RÜYA ( GİRİŞ )

32.3K 1.2K 1.3K
                                    

Selamlar sevgili okuyucular! Şu an burada bulunduğunuz için teşekkür ederim öncelikle.

Sizleri bir süredir aklımda tasarladığım, sizlere sunmak istediğim RÜYA hikâyesiyle buluşturmak istiyorum. Bu noktadan sonra RÜYA'nın en uç noktalarına kadar benimle yol almanızı ve bana yol arkadaşı olmanızı rica ediyorum. Sizleri oldukça mutevazı bir yazıyla karşılayacağım.

O hâlde RÜYA'ya Hoş Geldiniz...

~

Kaçırılan bir kadın,

Yanmaya bırakılmış bir araç, içinde birisi var.

Denize atılan bir araba, içinde...

Bu bir köpek, dehşetle havlıyor...

Aldatıldın...

Sanırım bir ihanet var...

Yeniden sevebilir misin?

Kaybetme korkusu...

"...

Kadın acıyla konuşmaya çalıştı.

"Rüzgâr... Affet... b-beni..."

..."

💢

Zamanın hükmettiği koca bir dünya var. Çok güçlü zaman. Dokunulmaz, satın alınmaz, değişilmez, geri alınmaz... Başa saramazsın hiçbir şeyi. Başa saramazsın, bir tekrar daha isteyemezsin zamandan. Bir şans daha isteyemezsin. Zaman andadır, hayat andadır, hikâyen anlıktır.

Ben hâlâ soluksuz bir rüyadayım. Zamanın avuçlarında eriyip giden, eridikçe beni en küçük kırıntılarına hapseden saniyelik dilimlerdeyim. Uzun ve çetrefilli bir yolun sonunda geldiğim bir an bu. Hâlâ çözülmüş değil hiçbir şey. Hâlâ doğru değil ve yaşanılır değil her şey. Hâlâ yaşamak istediğim tek bir şey var; yarım kaldı. Beni yarım bırakan parmaklıklar ardından...

Hatıralar... İnsanı var eden şey nedir? Yaşamdan keyif almasını sağlayan, düşüncelerini değiştiren, hislerini ve duygularını yaşayabilmesini sağlayan nedir? Hatıralar; insanın hatırında kalanlar. Yarım kalmışlıklar, yaşanamamışlıklar; tamamlanmışlıklar; yarım veya tam olsa da sonu gelenler...

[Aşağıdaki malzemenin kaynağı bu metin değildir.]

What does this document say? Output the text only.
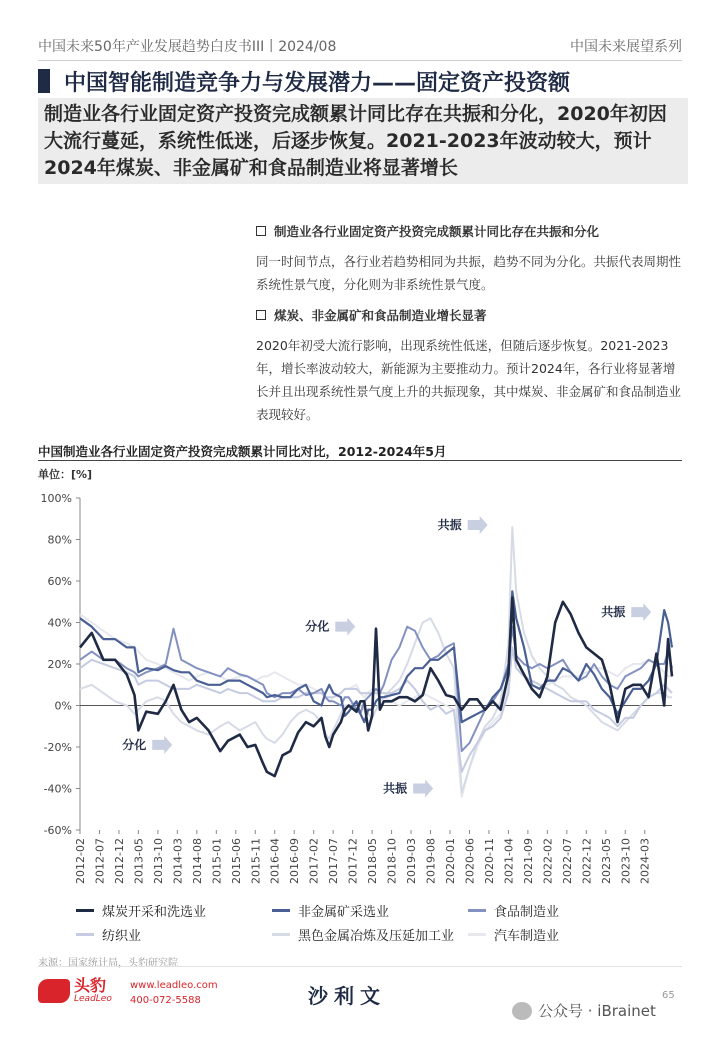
中国未来50年产业发展趋势白皮书III丨2024/08	中国未来展望系列
中国智能制造竞争力与发展潜力——固定资产投资额
制造业各行业固定资产投资完成额累计同比存在共振和分化，2020年初因大流行蔓延，系统性低迷，后逐步恢复。2021-2023年波动较大，预计2024年煤炭、非金属矿和食品制造业将显著增长
制造业各行业固定资产投资完成额累计同比存在共振和分化
同一时间节点，各行业若趋势相同为共振，趋势不同为分化。共振代表周期性系统性景气度，分化则为非系统性景气度。
煤炭、非金属矿和食品制造业增长显著
2020年初受大流行影响，出现系统性低迷，但随后逐步恢复。2021-2023年，增长率波动较大，新能源为主要推动力。预计2024年，各行业将显著增长并且出现系统性景气度上升的共振现象，其中煤炭、非金属矿和食品制造业表现较好。
中国制造业各行业固定资产投资完成额累计同比对比，2012-2024年5月
单位：[%]
100%
80%
60%
40%
20%
0%
-20%
-40%
-60%
2012-02 2012-07 2012-12 2013-05 2013-10 2014-03 2014-08 2015-01 2015-06 2015-11 2016-04 2016-09 2017-02 2017-07 2017-12 2018-05 2018-10 2019-03 2019-08 2020-01 2020-06 2020-11 2021-04 2021-09 2022-02 2022-07 2022-12 2023-05 2023-10 2024-03
共振
分化
分化
共振
共振
煤炭开采和洗选业	非金属矿采选业	食品制造业
纺织业	黑色金属冶炼及压延加工业	汽车制造业
来源：国家统计局，头豹研究院
头豹
LeadLeo
www.leadleo.com
400-072-5588	沙利文
公众号 · iBrainet
65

Sonları sevmiyorum. Vedalardan hoşlanmıyorum. Ancak insanın asıl savaşı hatıraların bittiği yerde vedalardan ibaret olabiliyor. Şimdi bir vedanın başındayız belki. Sonlardan gözlüyorum burayı. Aslında çok yakınım başlangıca, belki de eşiğinde...

Şimdi geriye dönüp baktığımda değiştirmek istediğim çok şey var belki hayatımda. Bir o kadar da kararsızım aslında. Rüya'yı değil de bir başkasını sevseydim, hikâyem onunla değil de bir başkasıyla başlasaydı bir şey değişir miydi? Bilmiyorum. Peki ya ben değişir miydim? Bir fikrim yok. Ama biliyorum, bu denli yaşamasaydım başka bir hikâyem olacaktı elbette. Değişen tek şey karakterler olacaktı belki de. Sonuca baktığımda değişen bir şey yok benim için. Bir şekilde yaşayacaktım ve bir şekilde bu ana kadar gelecektim. Bunu ister miydim? Sanmıyorum.

Anladım, farklı şeyleri yaşasan da, farklı hatıralara sahip olsan da sen sen kalmalısın. Hayatının merkezinde sen olmalı, zamanı iyi kullanmalısın. Aksi hâlde elinden kayıp giden hiçbir şey için zamanı geri alamazsın. Onunla uzlaşmalısın.

Şimdi her şeyin bittiği yerdeyim. Söylenilecek pek bir şey yok. Yine olsa yine bu rüyayı yaşamak isterdim. Adını yine Rüya koyardım hikâyemin. Çünkü adını imkânsızdan alıyor bu hikâye, adını ütopyadan alıyor. Beni sevebileceğine hiç ihtimal bile vermediğim bir kadının ismi Rüya. Bu yüzden Rüya. Bu, sadece benim Rüya'm.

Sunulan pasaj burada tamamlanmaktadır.